Alessandra Ghisleri, presidente dell'istituto demoscopico Euromedia Research, fotografa una realtà politica ovattata, in contrapposizione con quella tumultuosa dei cittadini, che infatti faticano a riconoscersi nei partiti. Questo significa che, da qui a qualche mese, lo scenario potrebbe cambiare completamente perché «c'è spazio per l'ingresso di nuovi soggetti, purché non figli della solita scissione o frammentazione legata più a esigenze di affermazione personale che di soddisfazione di istanze dell'elettorato». Ed è proprio il leaderismo che ha bruciato la politica, perché chi è stato portato in alto poi si è trovato solo contro le difficoltà, si è scontrato con l'immobilismo della burocrazia e del sistema e nessuno è riuscito a compiere il proprio cammino fino in fondo. Se ci fosse un Berlusconi giovane e senza passato politico...

 

 

La sensazione è che Draghi faccia bene ai politici che ne stanno lontani. Cresce solo la Meloni «La Meloni ha il vento in poppa, però il voto non è alle porte e i conti si fanno alla fine. Al momento cresce grazie ai leghisti contrari all'appoggio di Salvini al governo e in virtù del fatto che intercetta quella parte di opposizione che qualsiasi esecutivo ha. Però la partita è appena iniziata; se Draghi dovesse incassare qualche risultato il consenso che Fdi ha sottratto alla Lega potrebbero tornare alla casa madre».

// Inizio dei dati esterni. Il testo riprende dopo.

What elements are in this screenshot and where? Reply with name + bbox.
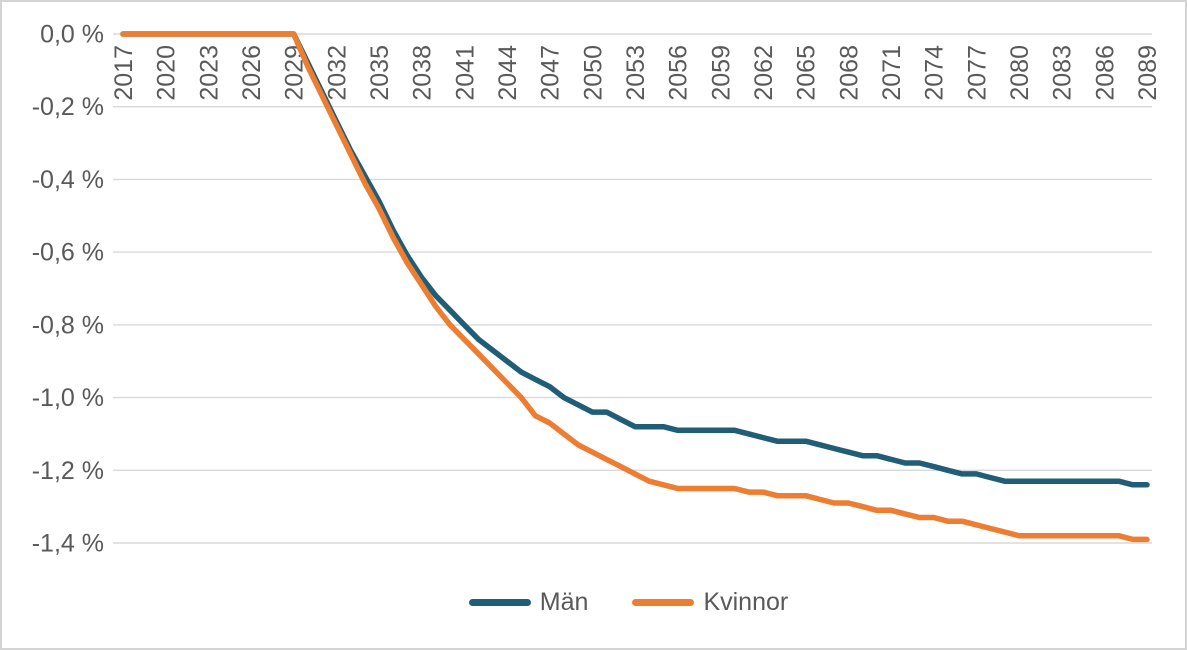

Cosa dovrebbe fare allora Giorgia? «Dovrebbe fare delle contestazioni molto mirate. Deve giustificare molto chiaramente tutti i no che dice. Lei ha il pregio della coerenza, che è molto apprezzata, però essa non deve impedirle di appoggiare il governo nelle iniziative corrette dicendo dei Sì, là dove servono. Fdi deve essere un pungolo a Draghi, non un bazooka che spara sempre contro».

Alla lunga la scommessa di Salvini quindi potrebbe essere più fruttuosa? «Salvini si gioca tutto, proprio come tutti gli altri e come l'intero Paese. Il sostegno a Draghi lo ha messo in difficoltà nei consensi, ma resta 6-7 punti sopra la Meloni come gradimento personale e 4-5 come partito. Bisogna anche dire che, dopo aver vinto la battaglia sulle aperture e aver spinto per lo slittamento del coprifuoco, cosa che dovrebbe essere ridiscussa nelle prossime settimane, Matteo Salvini ha recuperato mezzo punto, cosa che non accadeva da mesi».

Il fatto che la Lega sia al governo e Fdi all'opposizione nuoce al centrodestra? «No, però neppure lo fa crescere. Lo schieramento resta sempre tra il 47% e il 50%, come l'asse Pd-M5S-Leu resta sempre 7-10 punti sotto. Saranno decisivi i prossimi mesi: bisogna vedere cosa porterà a casa il centrodestra di concreto dopo l'esperienza del governo Draghi».

La situazione per l'asse Pd-M5S-Leu sembra complessa, Letta e Conte non si fidanzano: qual è il problema? «Il Pd vorrebbe assorbire politicamente il M5S, tuttavia gli elettorati e i temi non sono così aderenti e affini, a differenza che nell'alleanza di centrodestra».

 

 

Quanto piace Conte all'elettorato grillino? «La crisi di M5S è profonda e ha molte facce. Pesano moltissimo il divorzio con Casaleggio e i venti di scissione alimentati da Di Battista. In più, benché Grillo abbia benedetto Conte, nel Movimento di fatto non si sono ancora riorganizzati. La narrazione di quel che diventerà il Movimento 5 Stelle non è ancora partita, o comunque non è chiara al momento».

Anche Letta non ha rivitalizzato il Pd «Ma no, i Dem un paio di punti li hanno presi dopo l'addio di Zingaretti».

Adesso il segretario ha lanciato l'operazione simpatia. Che ne pensa, che cambierà tutti i dirigenti? «Non lo so, immagino alluda a un problema di comunicazione. Quel che rilevo è che al momento gli italiani sono interessati ai temi pandemici ed economici e che le battaglie identitarie rilanciate da Letta su donne, gay, extracomunitari, che pur sono importanti e sentite in maniera forte nella società, non sono avvertite oggi come la priorità dalla maggioranza degli elettori».

Ma i dem saranno ancora credibili se punteranno anche la prossima campagna elettorale sulla criminalizzazione di Salvini, con il quale stanno governando? «In politica ho visto di tutto in questi anni».